Schlag­worte: Arbeitszeugnis, Zeugnis, Leistungsort
   
Gericht: Landesarbeitsgericht Berlin-Brandenburg
Akten­zeichen: 10 Ta 31/13
Typ: Beschluss
Ent­scheid­ungs­datum: 06.02.2013
   
Leit­sätze: Ein Zeug­nis ist am En­de des Ar­beits­verhält­nis­ses im Be­trieb ab­zu­ho­len, so­fern nicht aus­nahms­wei­se be­son­de­re Umstände die­ses un­zu­mut­bar ma­chen. Wer oh­ne Ab­hol­ver­such ein Zeug­nis ein­klagt, hat des­halb in al­ler Re­gel die Kos­ten zu tra­gen.
Vor­ins­tan­zen: Arbeitsgericht Berlin, Urteil vom 20.11.2012, 57 Ca 12524/12
   

Lan­des­ar­beits­ge­richt Ber­lin-Bran­den­burg

Geschäfts­zei­chen 10 Ta 31/13

Ar­beits­ge­richt Ber­lin 57 Ca 12524/12

 

Be­schluss

In Sa­chen

pp

hat das Lan­des­ar­beits­ge­richt Ber­lin, 10. Kam­mer, durch den Vor­sit­zen­den Rich­ter am Lan­des­ar­beits­ge­richt W. als Vor­sit­zen­dem am 6. Fe­bru­ar 2013

be­schlos­sen:

1. Die (so­for­ti­ge) Be­schwer­de des Klägers ge­gen die Kos­ten­ent­schei­dung des Ar­beits­ge­richts Ber­lin im Ur­teil vom 20.11.2012 - 57 Ca 12524/12 - bezüglich des übe­rein­stim­mend für er­le­digt erklärten Teils (Zeug­nis­er­tei­lung) wird zurück­ge­wie­sen.

2. Die Rechts­be­schwer­de wird nicht zu­ge­las­sen.

Gründe:

I.

Die Par­tei­en strei­ten über ver­schie­de­ne Ansprüche aus ei­nem be­en­de­ten Ar­beits­verhält­nis. Ein Teil des Rechts­streits wur­de erst­in­stanz­lich übe­rein­stim­mend für er­le­digt erklärt. In dem in­stanz­be­en­den­den Ur­teil wur­den dem Kläger die Kos­ten für die­sen Teil des Rechts­streits auf­er­legt.

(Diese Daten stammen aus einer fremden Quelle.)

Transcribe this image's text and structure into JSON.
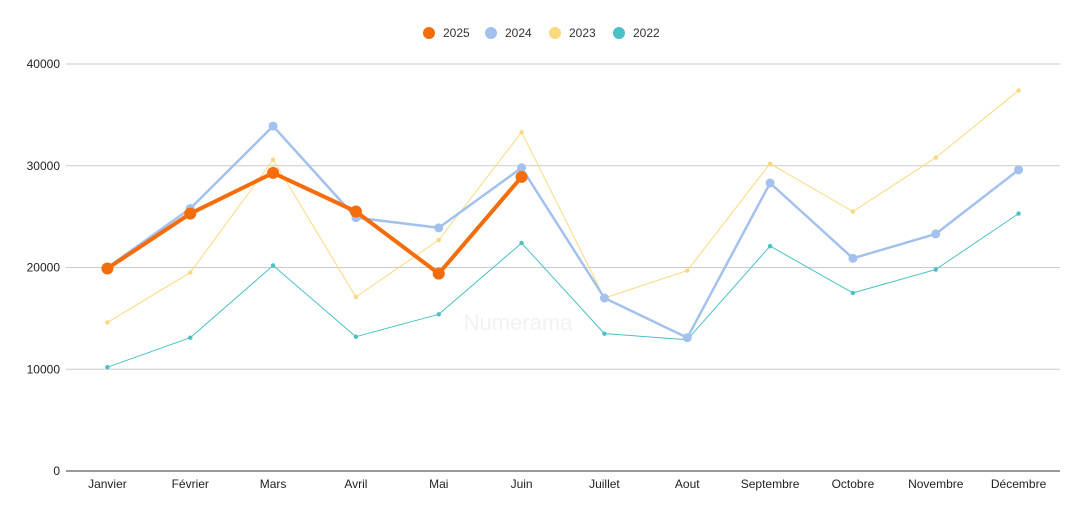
{
  "watermark": "Numerama",
  "chart_data": {
    "type": "line",
    "title": "",
    "xlabel": "",
    "ylabel": "",
    "categories": [
      "Janvier",
      "Février",
      "Mars",
      "Avril",
      "Mai",
      "Juin",
      "Juillet",
      "Aout",
      "Septembre",
      "Octobre",
      "Novembre",
      "Décembre"
    ],
    "ylim": [
      0,
      40000
    ],
    "yticks": [
      0,
      10000,
      20000,
      30000,
      40000
    ],
    "grid": true,
    "legend_position": "top-center",
    "series": [
      {
        "name": "2025",
        "color": "#f46d0d",
        "values": [
          19900,
          25300,
          29300,
          25500,
          19400,
          28900,
          null,
          null,
          null,
          null,
          null,
          null
        ]
      },
      {
        "name": "2024",
        "color": "#a4c1ee",
        "values": [
          20000,
          25800,
          33900,
          24900,
          23900,
          29800,
          17000,
          13100,
          28300,
          20900,
          23300,
          29600
        ]
      },
      {
        "name": "2023",
        "color": "#fad97e",
        "values": [
          14600,
          19500,
          30600,
          17100,
          22700,
          33300,
          17000,
          19700,
          30200,
          25500,
          30800,
          37400
        ]
      },
      {
        "name": "2022",
        "color": "#4bc0c8",
        "values": [
          10200,
          13100,
          20200,
          13200,
          15400,
          22400,
          13500,
          12900,
          22100,
          17500,
          19800,
          25300
        ]
      }
    ]
  }
}
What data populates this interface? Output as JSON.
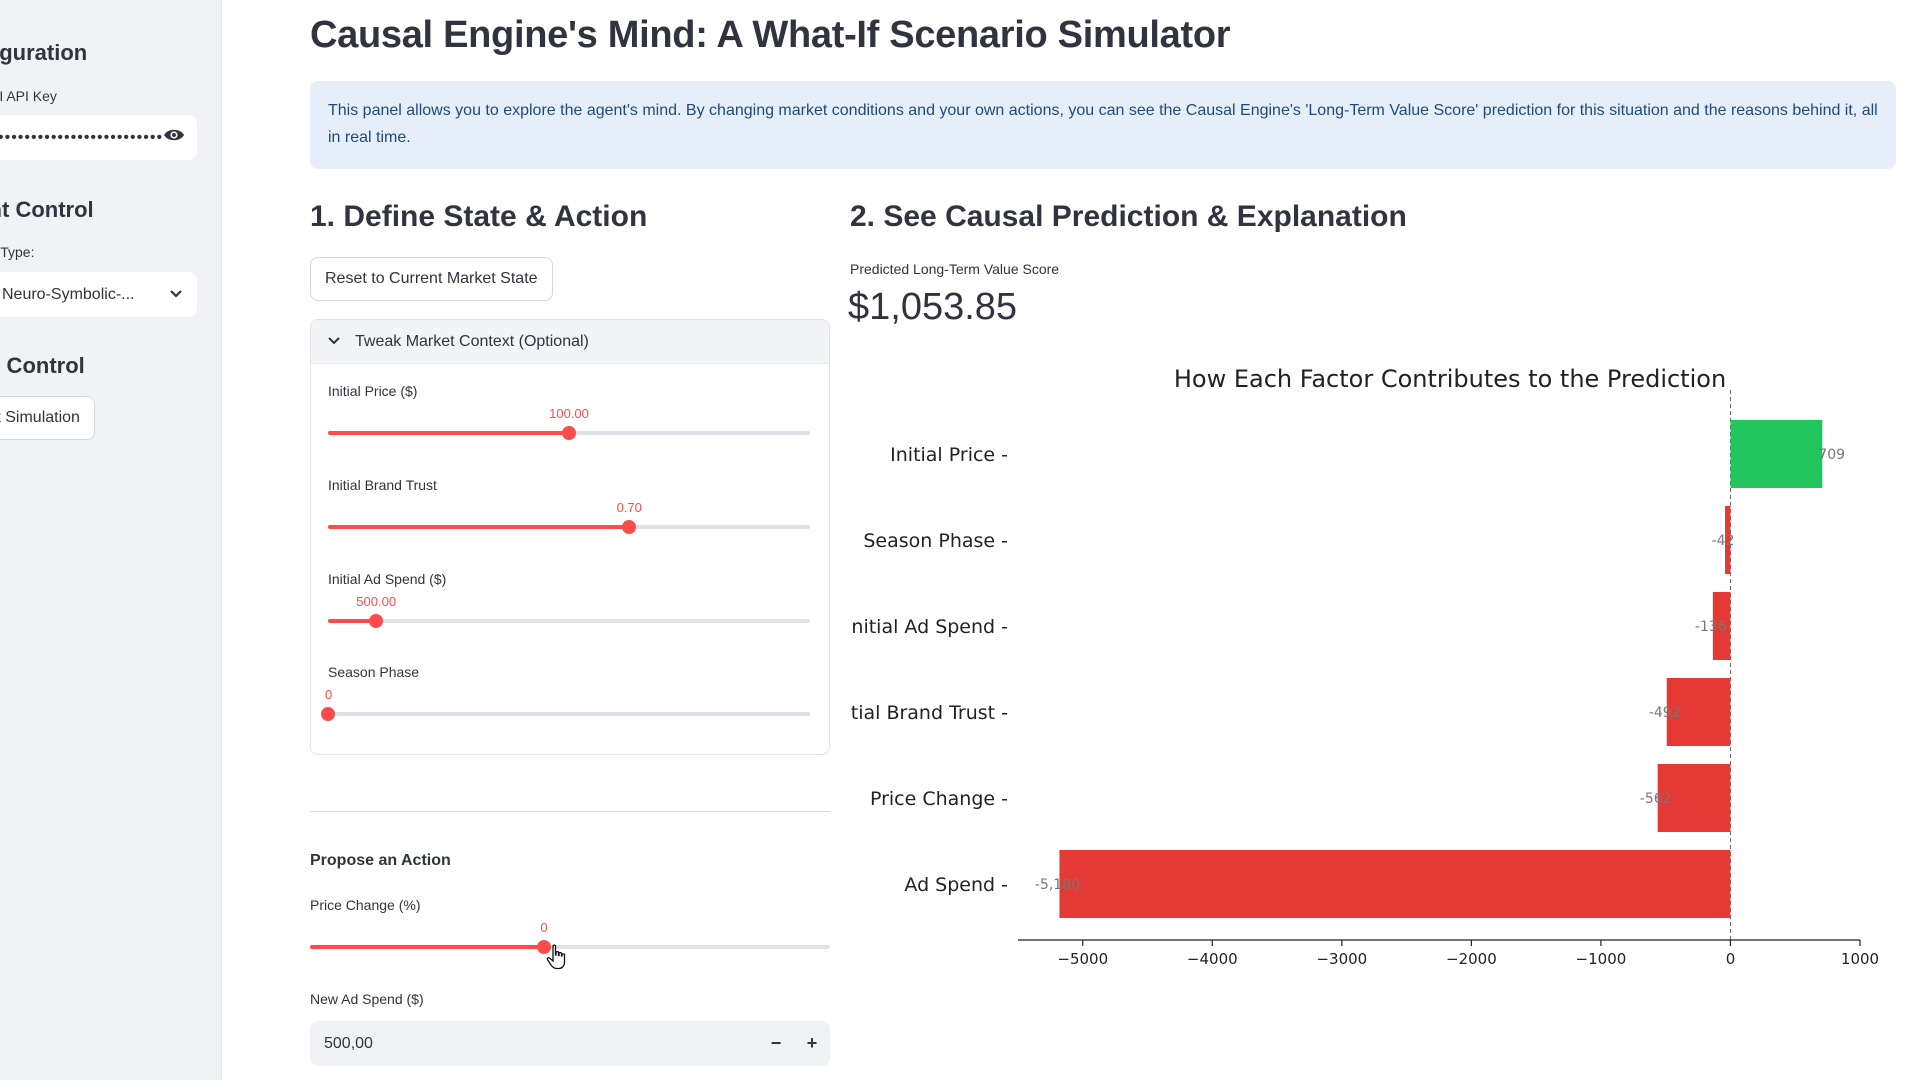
{
  "sidebar": {
    "config_heading": "Configuration",
    "api_key_label": "AI API Key",
    "api_key_value": "••••••••••••••••••••••••••••••",
    "agent_heading": "Agent Control",
    "agent_type_label": "Agent Type:",
    "agent_type_value": "Neuro-Symbolic-...",
    "simulation_heading": "Simulation Control",
    "simulation_button": "Start Simulation"
  },
  "header": {
    "title": "Causal Engine's Mind: A What-If Scenario Simulator",
    "info": "This panel allows you to explore the agent's mind. By changing market conditions and your own actions, you can see the Causal Engine's 'Long-Term Value Score' prediction for this situation and the reasons behind it, all in real time."
  },
  "left": {
    "heading": "1. Define State & Action",
    "reset_button": "Reset to Current Market State",
    "expander_title": "Tweak Market Context (Optional)",
    "sliders": [
      {
        "label": "Initial Price ($)",
        "value_text": "100.00",
        "fraction": 0.5
      },
      {
        "label": "Initial Brand Trust",
        "value_text": "0.70",
        "fraction": 0.625
      },
      {
        "label": "Initial Ad Spend ($)",
        "value_text": "500.00",
        "fraction": 0.1
      },
      {
        "label": "Season Phase",
        "value_text": "0",
        "fraction": 0.0
      }
    ],
    "action_heading": "Propose an Action",
    "price_change": {
      "label": "Price Change (%)",
      "value_text": "0",
      "fraction": 0.45
    },
    "ad_spend": {
      "label": "New Ad Spend ($)",
      "value": "500,00",
      "minus": "−",
      "plus": "+"
    }
  },
  "right": {
    "heading": "2. See Causal Prediction & Explanation",
    "metric_label": "Predicted Long-Term Value Score",
    "metric_value": "$1,053.85"
  },
  "colors": {
    "accent": "#ff4b4b",
    "positive": "#22c55e",
    "negative": "#e53935"
  },
  "chart_data": {
    "type": "bar",
    "orientation": "horizontal",
    "title": "How Each Factor Contributes to the Prediction",
    "categories": [
      "Initial Price",
      "Season Phase",
      "Initial Ad Spend",
      "Initial Brand Trust",
      "Price Change",
      "Ad Spend"
    ],
    "values": [
      709,
      -42,
      -136,
      -492,
      -562,
      -5180
    ],
    "data_labels": [
      "709",
      "-42",
      "-136",
      "-492",
      "-562",
      "-5,180"
    ],
    "xlim": [
      -5500,
      1000
    ],
    "xticks": [
      -5000,
      -4000,
      -3000,
      -2000,
      -1000,
      0,
      1000
    ],
    "xtick_labels": [
      "−5000",
      "−4000",
      "−3000",
      "−2000",
      "−1000",
      "0",
      "1000"
    ],
    "grid": false
  }
}
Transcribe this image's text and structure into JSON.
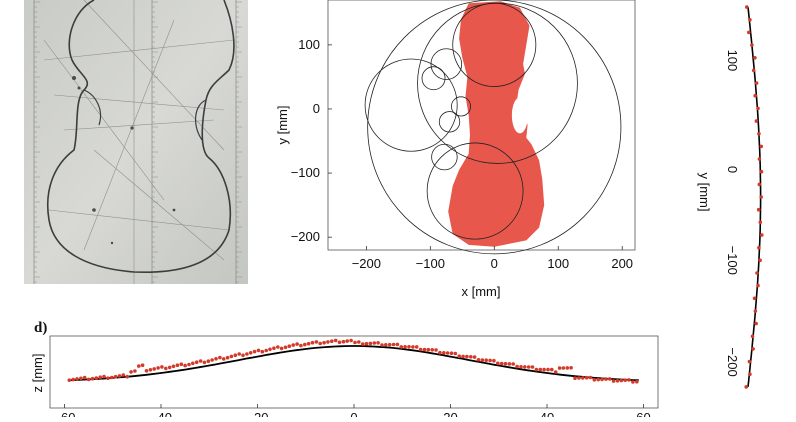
{
  "panel_d_label": "d)",
  "chart_data": [
    {
      "id": "b",
      "type": "scatter",
      "xlabel": "x [mm]",
      "ylabel": "y [mm]",
      "xlim": [
        -260,
        220
      ],
      "ylim": [
        -220,
        170
      ],
      "xticks": [
        -200,
        -100,
        0,
        100,
        200
      ],
      "yticks": [
        100,
        0,
        -100,
        -200
      ],
      "xtick_labels": [
        "−200",
        "−100",
        "0",
        "100",
        "200"
      ],
      "ytick_labels": [
        "100",
        "0",
        "−100",
        "−200"
      ],
      "fill_color": "#e8574c",
      "circles": [
        {
          "cx": 5,
          "cy": 40,
          "r": 125
        },
        {
          "cx": 0,
          "cy": -28,
          "r": 198
        },
        {
          "cx": -130,
          "cy": 6,
          "r": 72
        },
        {
          "cx": 0,
          "cy": 100,
          "r": 65
        },
        {
          "cx": -30,
          "cy": -128,
          "r": 75
        },
        {
          "cx": -75,
          "cy": 70,
          "r": 24
        },
        {
          "cx": -95,
          "cy": 48,
          "r": 18
        },
        {
          "cx": -52,
          "cy": 4,
          "r": 15
        },
        {
          "cx": -70,
          "cy": -20,
          "r": 16
        },
        {
          "cx": -78,
          "cy": -75,
          "r": 20
        }
      ]
    },
    {
      "id": "c",
      "type": "line",
      "ylabel": "y [mm]",
      "yticks": [
        100,
        0,
        -100,
        -200
      ],
      "ytick_labels": [
        "100",
        "0",
        "−100",
        "−200"
      ],
      "ylim": [
        -215,
        170
      ],
      "point_color": "#d43a2a",
      "line_color": "#000000"
    },
    {
      "id": "d",
      "type": "line",
      "ylabel": "z [mm]",
      "xlim": [
        -63,
        63
      ],
      "xticks": [
        -60,
        -40,
        -20,
        0,
        20,
        40,
        60
      ],
      "xtick_labels": [
        "−60",
        "−40",
        "−20",
        "0",
        "20",
        "40",
        "60"
      ],
      "point_color": "#d43a2a",
      "line_color": "#000000"
    }
  ]
}
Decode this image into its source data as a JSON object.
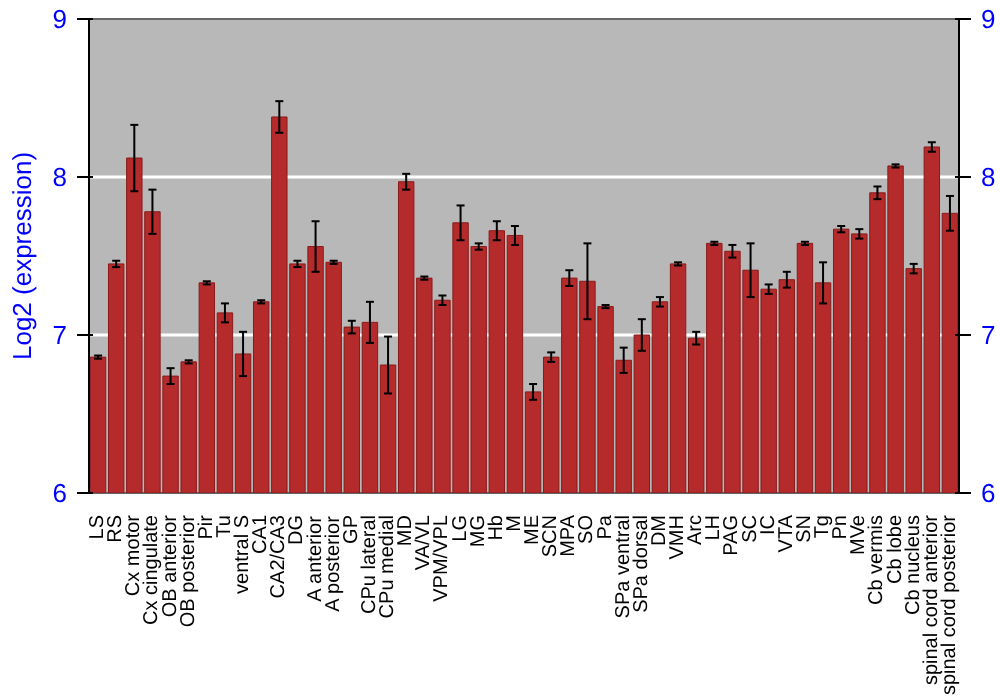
{
  "chart_data": {
    "type": "bar",
    "ylabel": "Log2 (expression)",
    "categories": [
      "LS",
      "RS",
      "Cx motor",
      "Cx cingulate",
      "OB anterior",
      "OB posterior",
      "Pir",
      "Tu",
      "ventral S",
      "CA1",
      "CA2/CA3",
      "DG",
      "A anterior",
      "A posterior",
      "GP",
      "CPu lateral",
      "CPu medial",
      "MD",
      "VA/VL",
      "VPM/VPL",
      "LG",
      "MG",
      "Hb",
      "M",
      "ME",
      "SCN",
      "MPA",
      "SO",
      "Pa",
      "SPa ventral",
      "SPa dorsal",
      "DM",
      "VMH",
      "Arc",
      "LH",
      "PAG",
      "SC",
      "IC",
      "VTA",
      "SN",
      "Tg",
      "Pn",
      "MVe",
      "Cb vermis",
      "Cb lobe",
      "Cb nucleus",
      "spinal cord anterior",
      "spinal cord posterior"
    ],
    "values": [
      6.86,
      7.45,
      8.12,
      7.78,
      6.74,
      6.83,
      7.33,
      7.14,
      6.88,
      7.21,
      8.38,
      7.45,
      7.56,
      7.46,
      7.05,
      7.08,
      6.81,
      7.97,
      7.36,
      7.22,
      7.71,
      7.56,
      7.66,
      7.63,
      6.64,
      6.86,
      7.36,
      7.34,
      7.18,
      6.84,
      7.0,
      7.21,
      7.45,
      6.98,
      7.58,
      7.53,
      7.41,
      7.29,
      7.35,
      7.58,
      7.33,
      7.67,
      7.64,
      7.9,
      8.07,
      7.42,
      8.19,
      7.77
    ],
    "errors": [
      0.01,
      0.02,
      0.21,
      0.14,
      0.05,
      0.01,
      0.01,
      0.06,
      0.14,
      0.01,
      0.1,
      0.02,
      0.16,
      0.01,
      0.04,
      0.13,
      0.18,
      0.05,
      0.01,
      0.03,
      0.11,
      0.02,
      0.06,
      0.06,
      0.05,
      0.03,
      0.05,
      0.24,
      0.01,
      0.08,
      0.1,
      0.03,
      0.01,
      0.04,
      0.01,
      0.04,
      0.17,
      0.03,
      0.05,
      0.01,
      0.13,
      0.02,
      0.03,
      0.04,
      0.01,
      0.03,
      0.03,
      0.11
    ],
    "color": "#b52a2a",
    "ylim": [
      6,
      9
    ],
    "yticks": [
      6,
      7,
      8,
      9
    ],
    "y2lim": [
      6,
      9
    ],
    "y2ticks": [
      6,
      7,
      8,
      9
    ],
    "grid": "y"
  }
}
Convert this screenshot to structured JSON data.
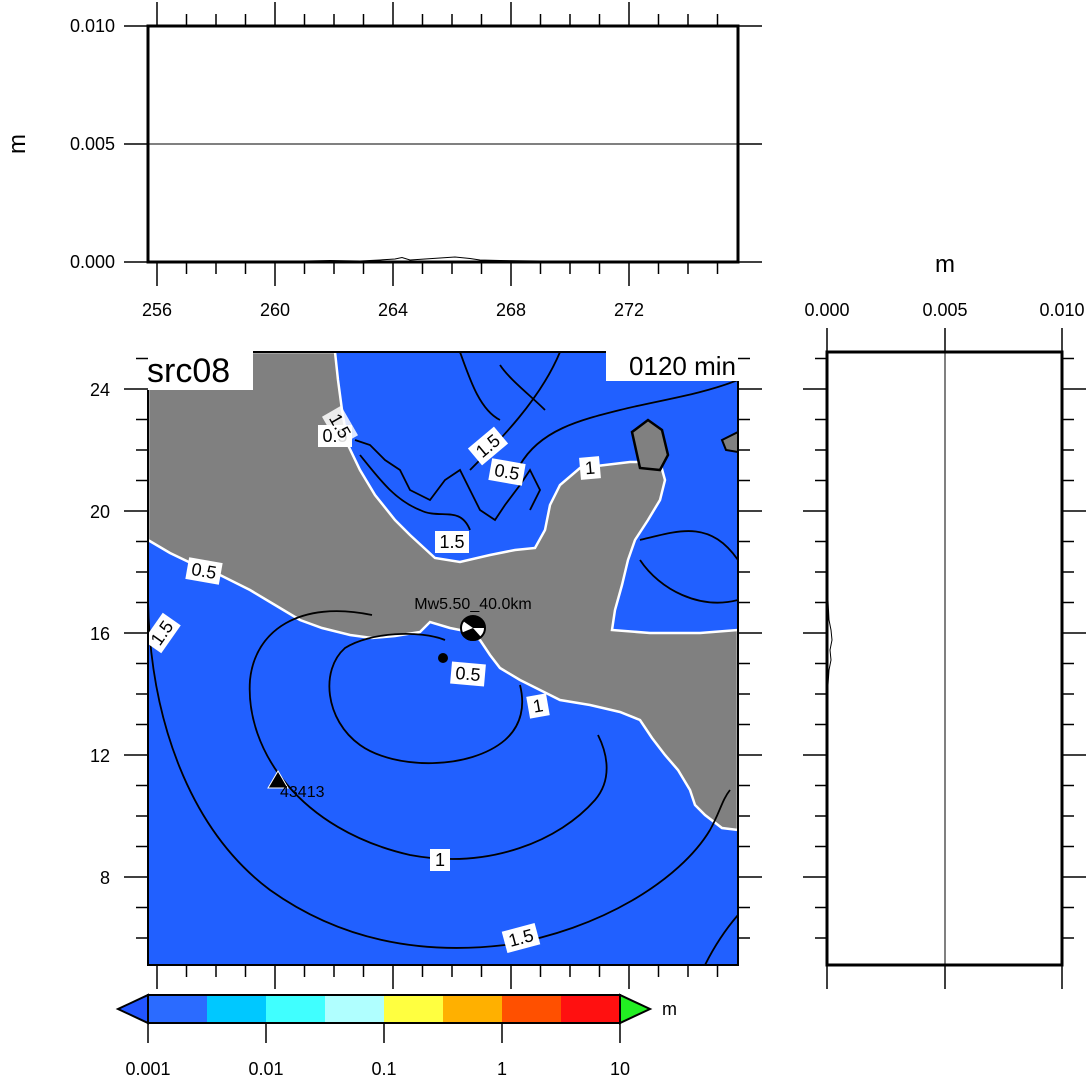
{
  "source_label": "src08",
  "time_label": "0120 min",
  "mechanism_label": "Mw5.50_40.0km",
  "station_label": "43413",
  "top_panel": {
    "y_unit": "m",
    "y_ticks": [
      "0.000",
      "0.005",
      "0.010"
    ],
    "x_ticks": [
      "256",
      "260",
      "264",
      "268",
      "272"
    ]
  },
  "right_panel": {
    "x_unit": "m",
    "x_ticks": [
      "0.000",
      "0.005",
      "0.010"
    ]
  },
  "map": {
    "lat_ticks": [
      "24",
      "20",
      "16",
      "12",
      "8"
    ],
    "contour_labels": [
      "0.5",
      "0.5",
      "0.5",
      "0.5",
      "1",
      "1",
      "1",
      "1.5",
      "1.5",
      "1.5",
      "1.5",
      "1.5"
    ]
  },
  "colorbar": {
    "unit": "m",
    "tick_labels": [
      "0.001",
      "0.01",
      "0.1",
      "1",
      "10"
    ],
    "colors": [
      "#2b6bff",
      "#00c8ff",
      "#40ffff",
      "#b0ffff",
      "#ffff40",
      "#ffb000",
      "#ff5000",
      "#ff1010"
    ],
    "low_color": "#2255ff",
    "high_color": "#22ee22"
  },
  "colors": {
    "ocean": "#2160ff",
    "land": "#808080",
    "coast": "#ffffff",
    "contour": "#000000"
  }
}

Der Kläger und Be­schwer­deführer ist 39 Jah­re alt und war vom 23. Mai 2011 bis 31. Ju­li 2012 bei der Be­klag­ten und Be­schwer­de­geg­ne­rin als kaufmänni­scher Lei­ter mit ei­nem Brut­to­mo­nats­ein­kom­men von 5.667,-- EUR beschäftigt. Das Ar­beits­verhält­nis en­de­te auf­grund ei­ner Ei­genkündi­gung des Be­schwer­deführers vom 27. Ju­ni 2012.

Per E-Mail vom 11. Ju­li 2012 und er­neut mit E-Mail vom 16. Ju­li 2012 hat­te der Be­schwer­deführer der As­sis­ten­tin des Vor­stands und der Geschäftsführung der Be­schwer­de­geg­ne­rin ei­nen Zeug­nis­ent­wurf über­sandt. Der Be­schwer­deführer führ­te da­bei aus:

"an­bei der Ent­wurf für mein Ar­beits­zeug­nis. Wenn Sie noch von sich aus die ei­ne oder an­de­re For­mu­lie­rung hin­ein­brin­gen möch­ten, würde mich das sehr freu­en.

Bit­te ge­ben Sie mir auch kurz Be­scheid, wenn das Zeug­nis von Herrn Sch[…] un­ter­schrie­ben ist bzw. falls es Pro­ble­me ge­ben soll­te."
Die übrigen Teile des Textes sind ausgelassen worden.